Die Holzwespe (Siricidae) gehört zur Familie der Hautflügler (Hymenoptera) und damit zu den Pflanzenwespen. Es gibt weltweit etwa 100 Arten, wobei diese hauptsächlich in den Wäldern der nördlichen Breiten beheimatet sind. In Europa gibt es ca. 21 Arten, 8 davon leben in Mitteleuropa. Anders als ihre Namensvettern sind die Holzwespen nicht aggressiv und Du musst keine Angst vor einem Stich haben.

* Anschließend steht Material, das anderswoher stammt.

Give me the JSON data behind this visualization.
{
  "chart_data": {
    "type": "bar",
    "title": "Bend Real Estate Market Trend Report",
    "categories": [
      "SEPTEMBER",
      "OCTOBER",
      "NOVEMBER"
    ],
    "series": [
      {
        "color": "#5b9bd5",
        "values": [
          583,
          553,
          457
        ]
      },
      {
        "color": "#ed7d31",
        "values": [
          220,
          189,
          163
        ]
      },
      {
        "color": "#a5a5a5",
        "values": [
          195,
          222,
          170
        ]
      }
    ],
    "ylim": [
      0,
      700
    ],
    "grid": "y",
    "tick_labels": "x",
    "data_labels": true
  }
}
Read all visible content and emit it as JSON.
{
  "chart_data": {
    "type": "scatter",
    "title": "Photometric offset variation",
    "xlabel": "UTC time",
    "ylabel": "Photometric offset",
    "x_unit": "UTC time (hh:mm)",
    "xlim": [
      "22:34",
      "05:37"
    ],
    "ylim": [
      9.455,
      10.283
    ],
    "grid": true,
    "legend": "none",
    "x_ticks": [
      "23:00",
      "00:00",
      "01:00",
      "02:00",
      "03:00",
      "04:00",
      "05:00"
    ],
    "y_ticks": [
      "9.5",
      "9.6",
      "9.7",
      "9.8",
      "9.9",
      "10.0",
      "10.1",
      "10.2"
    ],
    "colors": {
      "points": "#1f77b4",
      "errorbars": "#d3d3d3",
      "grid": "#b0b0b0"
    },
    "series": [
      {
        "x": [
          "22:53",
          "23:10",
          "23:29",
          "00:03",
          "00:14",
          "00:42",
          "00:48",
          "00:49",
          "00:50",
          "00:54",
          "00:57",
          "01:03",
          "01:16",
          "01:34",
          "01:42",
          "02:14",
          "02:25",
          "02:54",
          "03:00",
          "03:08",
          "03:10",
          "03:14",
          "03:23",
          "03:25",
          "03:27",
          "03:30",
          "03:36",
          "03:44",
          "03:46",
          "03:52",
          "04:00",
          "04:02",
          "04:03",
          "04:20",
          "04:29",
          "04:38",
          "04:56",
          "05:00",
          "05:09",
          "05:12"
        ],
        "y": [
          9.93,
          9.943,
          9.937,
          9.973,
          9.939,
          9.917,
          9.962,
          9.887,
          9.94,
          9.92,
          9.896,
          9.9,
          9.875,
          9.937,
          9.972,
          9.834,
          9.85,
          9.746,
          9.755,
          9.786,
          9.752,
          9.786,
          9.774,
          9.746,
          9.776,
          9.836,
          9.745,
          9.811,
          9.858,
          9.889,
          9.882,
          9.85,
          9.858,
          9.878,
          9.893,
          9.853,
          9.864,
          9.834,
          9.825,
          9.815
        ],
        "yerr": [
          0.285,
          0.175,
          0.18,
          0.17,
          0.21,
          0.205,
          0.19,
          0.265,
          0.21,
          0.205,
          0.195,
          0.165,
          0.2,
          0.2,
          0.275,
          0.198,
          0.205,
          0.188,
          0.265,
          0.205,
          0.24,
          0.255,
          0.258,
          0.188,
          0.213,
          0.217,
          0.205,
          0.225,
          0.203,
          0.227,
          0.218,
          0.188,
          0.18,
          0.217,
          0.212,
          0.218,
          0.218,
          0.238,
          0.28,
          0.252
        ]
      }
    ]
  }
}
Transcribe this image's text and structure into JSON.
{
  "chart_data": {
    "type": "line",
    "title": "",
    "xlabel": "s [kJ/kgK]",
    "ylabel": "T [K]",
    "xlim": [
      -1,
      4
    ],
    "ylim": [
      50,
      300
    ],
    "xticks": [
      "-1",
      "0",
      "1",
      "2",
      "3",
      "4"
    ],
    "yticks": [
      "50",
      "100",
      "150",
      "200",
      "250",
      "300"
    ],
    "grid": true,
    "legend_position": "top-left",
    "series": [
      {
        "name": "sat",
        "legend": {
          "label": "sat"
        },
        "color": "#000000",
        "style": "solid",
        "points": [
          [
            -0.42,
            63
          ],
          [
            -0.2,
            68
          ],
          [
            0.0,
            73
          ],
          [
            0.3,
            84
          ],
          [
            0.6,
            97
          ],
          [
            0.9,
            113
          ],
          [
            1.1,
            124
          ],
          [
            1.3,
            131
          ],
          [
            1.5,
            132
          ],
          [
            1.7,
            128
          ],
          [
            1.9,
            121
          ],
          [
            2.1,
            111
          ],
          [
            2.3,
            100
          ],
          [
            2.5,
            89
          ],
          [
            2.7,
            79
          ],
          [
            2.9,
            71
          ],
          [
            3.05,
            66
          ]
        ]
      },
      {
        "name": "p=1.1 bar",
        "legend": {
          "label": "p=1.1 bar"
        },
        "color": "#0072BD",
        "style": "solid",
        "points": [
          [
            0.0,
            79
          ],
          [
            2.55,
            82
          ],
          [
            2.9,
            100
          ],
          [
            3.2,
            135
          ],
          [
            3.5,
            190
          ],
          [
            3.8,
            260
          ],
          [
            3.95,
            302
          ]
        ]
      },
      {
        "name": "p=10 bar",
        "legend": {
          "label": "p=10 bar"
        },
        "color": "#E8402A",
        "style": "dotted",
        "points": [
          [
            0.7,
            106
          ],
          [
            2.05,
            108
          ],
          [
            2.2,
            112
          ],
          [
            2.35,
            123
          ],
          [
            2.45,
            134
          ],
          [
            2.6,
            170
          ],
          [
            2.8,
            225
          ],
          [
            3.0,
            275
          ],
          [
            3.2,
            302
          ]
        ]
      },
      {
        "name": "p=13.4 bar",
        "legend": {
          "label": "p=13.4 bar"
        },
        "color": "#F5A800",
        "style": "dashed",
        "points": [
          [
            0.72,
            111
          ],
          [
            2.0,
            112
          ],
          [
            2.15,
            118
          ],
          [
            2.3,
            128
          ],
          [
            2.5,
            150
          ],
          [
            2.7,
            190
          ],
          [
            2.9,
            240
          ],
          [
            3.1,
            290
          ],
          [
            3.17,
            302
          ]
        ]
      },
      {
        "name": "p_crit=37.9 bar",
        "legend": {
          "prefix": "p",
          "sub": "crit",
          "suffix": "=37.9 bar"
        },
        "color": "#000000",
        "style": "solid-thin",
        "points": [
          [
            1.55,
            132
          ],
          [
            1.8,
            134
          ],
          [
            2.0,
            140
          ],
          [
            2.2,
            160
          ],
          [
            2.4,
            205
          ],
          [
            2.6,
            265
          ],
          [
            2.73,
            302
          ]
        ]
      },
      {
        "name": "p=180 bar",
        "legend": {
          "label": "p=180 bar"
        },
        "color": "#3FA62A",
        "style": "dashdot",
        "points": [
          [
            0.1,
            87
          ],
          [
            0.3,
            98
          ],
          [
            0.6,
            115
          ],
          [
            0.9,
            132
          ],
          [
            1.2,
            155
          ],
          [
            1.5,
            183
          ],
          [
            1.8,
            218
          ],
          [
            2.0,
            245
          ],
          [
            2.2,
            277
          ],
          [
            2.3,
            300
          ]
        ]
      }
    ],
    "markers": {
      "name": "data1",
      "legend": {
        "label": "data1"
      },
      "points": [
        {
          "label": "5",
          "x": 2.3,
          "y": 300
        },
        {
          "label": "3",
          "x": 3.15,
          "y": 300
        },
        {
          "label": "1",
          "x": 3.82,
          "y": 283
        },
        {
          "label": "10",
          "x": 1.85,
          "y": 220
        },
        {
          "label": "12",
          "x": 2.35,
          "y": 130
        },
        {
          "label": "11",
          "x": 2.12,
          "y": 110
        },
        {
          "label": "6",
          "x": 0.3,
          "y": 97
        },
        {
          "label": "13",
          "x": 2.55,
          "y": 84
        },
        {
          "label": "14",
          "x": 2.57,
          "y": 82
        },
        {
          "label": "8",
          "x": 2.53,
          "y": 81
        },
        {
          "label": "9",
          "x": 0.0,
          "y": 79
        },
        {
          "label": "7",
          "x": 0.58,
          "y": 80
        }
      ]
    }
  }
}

Wie sieht eine Holzwespe aus?

Die Holzwespen gehören zur Gruppe der Hautflügler. Wie bei vielen Insektenarten ist auch hier das Männchen etwas kleiner als das Weibchen. Hier die wichtigsten Erkennungsmerkmale:

Größe: 40 Millimeter
Körperbau: langgezogen und walzenförmig
Fühler: Fühler mit 12 bis 30 Gliedern
Legebohrer: Ovipositor mit paarigen Sägeborsten

Die Larve der Holzwespe ist gelblich-weiß gefärbt und hat keine Augen. Ihre Mundwerkzeuge sind sehr kräftig und können Holz mühelos zerkleinern. Ihre Thorakalbeine sind kurz, die Bauchbeine fehlen komplett.

Wie leben die Holzwespen?

Das Weibchen legt ihre Eier in das Holz von morschen Bäumen. Dies tut sie mittels ihres Ovipositors . Je nach Art und Unterfamilie auch ins Holz von Nadelbäumen. Zur Eiablage klappt sie ihren Legebohrer aus der Scheide hervor und dringt damit bis zum Anschlag ins Holz ein. Leider fallen viele der Tiere bei dieser Arbeit Fressfeinden zum Opfer. Dennoch schaffen es die Tiere, zwischen 200 und 400 Eier abzulegen.

Die Larven entwickeln sich im Holz und nagen dabei bis zu 40 cm lange Gänge. Während sie sich durch den Baum nagen, drücken sie das Bohrmehl mit dem Hinterleib fest. Es dauert lange, bis aus der Larve eine fertige Holzwespe wird. Von der Eiablage bis zur fertigen Wespe dauert die Entwicklung zwei bis vier Jahre. Allerdings ernähren sich die Larven nicht direkt vom Holz der Bäume, sondern von einem Pilz, der das Holz zersetzt. Wie etwa dem Blutenden Nadelholz-Schichtpilz (Stereum sanguinolentum). Diese Pilze bewahrt das Weibchen in spieziellen Drüsen am Hinterleib auf und überträgt diese auf das Holz. Nach dem Schlüpfen bohrt sich die fertige Holzwespe dann einfach wieder ins Freie.